Despite that she lost the first set in only 24 minutes, unable to cope with an opponent whose game has little in the way of discernible weaknesses.
Raducanu’s form in the USA has shown that what happened at Wimbledon was no aberration
Most eyecatching was the quality of Raducanu’s serving. Her percentage of first deliveries landing in was 79 per cent and she faced just one break point. The coming week, on the most even-handed of surfaces, will give further indications of exactly where she is at.
Andy Murray was on the practice courts on Friday preparing for his first round against third seed with Stefanos Tsitsipas, which will be played on Monday.
The 34-year-old Scot postponed his pre-tournament press conference from Friday until later today, and one report suggested he had been deep in conversation with his support team.

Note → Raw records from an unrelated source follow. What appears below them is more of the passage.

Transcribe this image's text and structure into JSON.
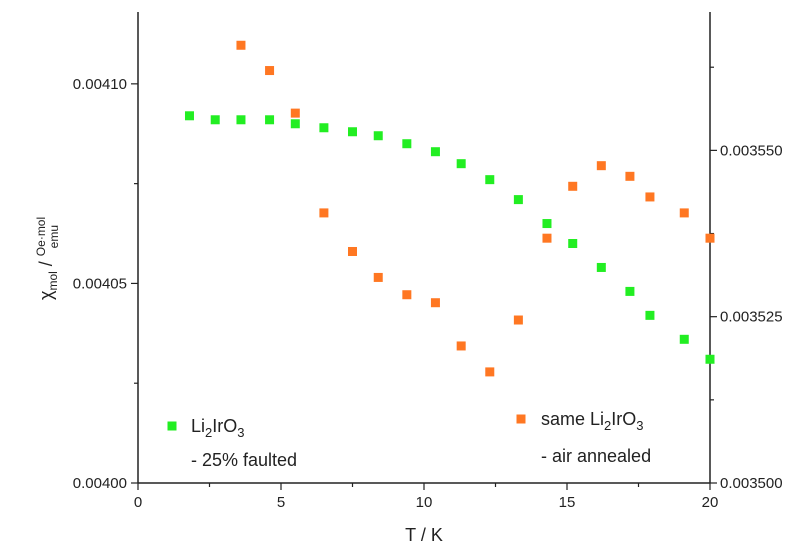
{
  "chart_data": {
    "type": "scatter",
    "x_axis": {
      "label": "T / K",
      "range": [
        0,
        20
      ],
      "ticks": [
        0,
        5,
        10,
        15,
        20
      ],
      "tick_labels": [
        "0",
        "5",
        "10",
        "15",
        "20"
      ]
    },
    "y_axis_left": {
      "label_main": "χ",
      "label_sub": "mol",
      "label_sep": " / ",
      "label_unit_num": "Oe·mol",
      "label_unit_den": "emu",
      "range": [
        0.004,
        0.004118
      ],
      "ticks": [
        0.004,
        0.00405,
        0.0041
      ],
      "tick_labels": [
        "0.00400",
        "0.00405",
        "0.00410"
      ]
    },
    "y_axis_right": {
      "range": [
        0.0035,
        0.0035708
      ],
      "ticks": [
        0.0035,
        0.003525,
        0.00355
      ],
      "tick_labels": [
        "0.003500",
        "0.003525",
        "0.003550"
      ]
    },
    "grid": false,
    "series": [
      {
        "name": "Li2IrO3 - 25% faulted",
        "axis": "left",
        "color": "#22ee22",
        "points": [
          [
            1.8,
            0.004092
          ],
          [
            2.7,
            0.004091
          ],
          [
            3.6,
            0.004091
          ],
          [
            4.6,
            0.004091
          ],
          [
            5.5,
            0.00409
          ],
          [
            6.5,
            0.004089
          ],
          [
            7.5,
            0.004088
          ],
          [
            8.4,
            0.004087
          ],
          [
            9.4,
            0.004085
          ],
          [
            10.4,
            0.004083
          ],
          [
            11.3,
            0.00408
          ],
          [
            12.3,
            0.004076
          ],
          [
            13.3,
            0.004071
          ],
          [
            14.3,
            0.004065
          ],
          [
            15.2,
            0.00406
          ],
          [
            16.2,
            0.004054
          ],
          [
            17.2,
            0.004048
          ],
          [
            17.9,
            0.004042
          ],
          [
            19.1,
            0.004036
          ],
          [
            20.0,
            0.004031
          ]
        ]
      },
      {
        "name": "same Li2IrO3 - air annealed",
        "axis": "right",
        "color": "#ff7722",
        "points": [
          [
            3.6,
            0.0035658
          ],
          [
            4.6,
            0.003562
          ],
          [
            5.5,
            0.0035556
          ],
          [
            6.5,
            0.0035406
          ],
          [
            7.5,
            0.0035348
          ],
          [
            8.4,
            0.0035309
          ],
          [
            9.4,
            0.0035283
          ],
          [
            10.4,
            0.0035271
          ],
          [
            11.3,
            0.0035206
          ],
          [
            12.3,
            0.0035167
          ],
          [
            13.3,
            0.0035245
          ],
          [
            14.3,
            0.0035368
          ],
          [
            15.2,
            0.0035446
          ],
          [
            16.2,
            0.0035477
          ],
          [
            17.2,
            0.0035461
          ],
          [
            17.9,
            0.003543
          ],
          [
            19.1,
            0.0035406
          ],
          [
            20.0,
            0.0035368
          ]
        ]
      }
    ],
    "legend": [
      {
        "series": 0,
        "placement": "bottom-left",
        "parts": [
          "Li",
          "2",
          "IrO",
          "3"
        ],
        "line2": "- 25% faulted"
      },
      {
        "series": 1,
        "placement": "bottom-right",
        "parts": [
          "same Li",
          "2",
          "IrO",
          "3"
        ],
        "line2": "- air annealed"
      }
    ]
  }
}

Given his uncertain fitness, and how often he has withdrawn from tournaments in recent years, that fired speculation about whether he will take his place in the tournament. However, it was also claimed that the postponement was purely a logistical matter of working around his practice.
All of Britain’s five players who gained direct acceptance into the main draw — Murray, Dan Evans, Cam Norrie, Jo Konta and Heather Watson — are due to play on the opening day, with former champion Murray due to be on Arthur Ashe Stadium.
Last year’s beaten finalist, Alex Zverev, last night angrily denied further reports that he had been physically abusive towards a former girlfriend. The 24-year-old German said he had instructed lawyers to sue over the claims, which refer to alleged incidents on tour the months shortly before the pandemic hit.
Issuing a ‘categoric and unequivocal’ denial, he added ‘I also fully support the creation of an ATP domestic violence policy.’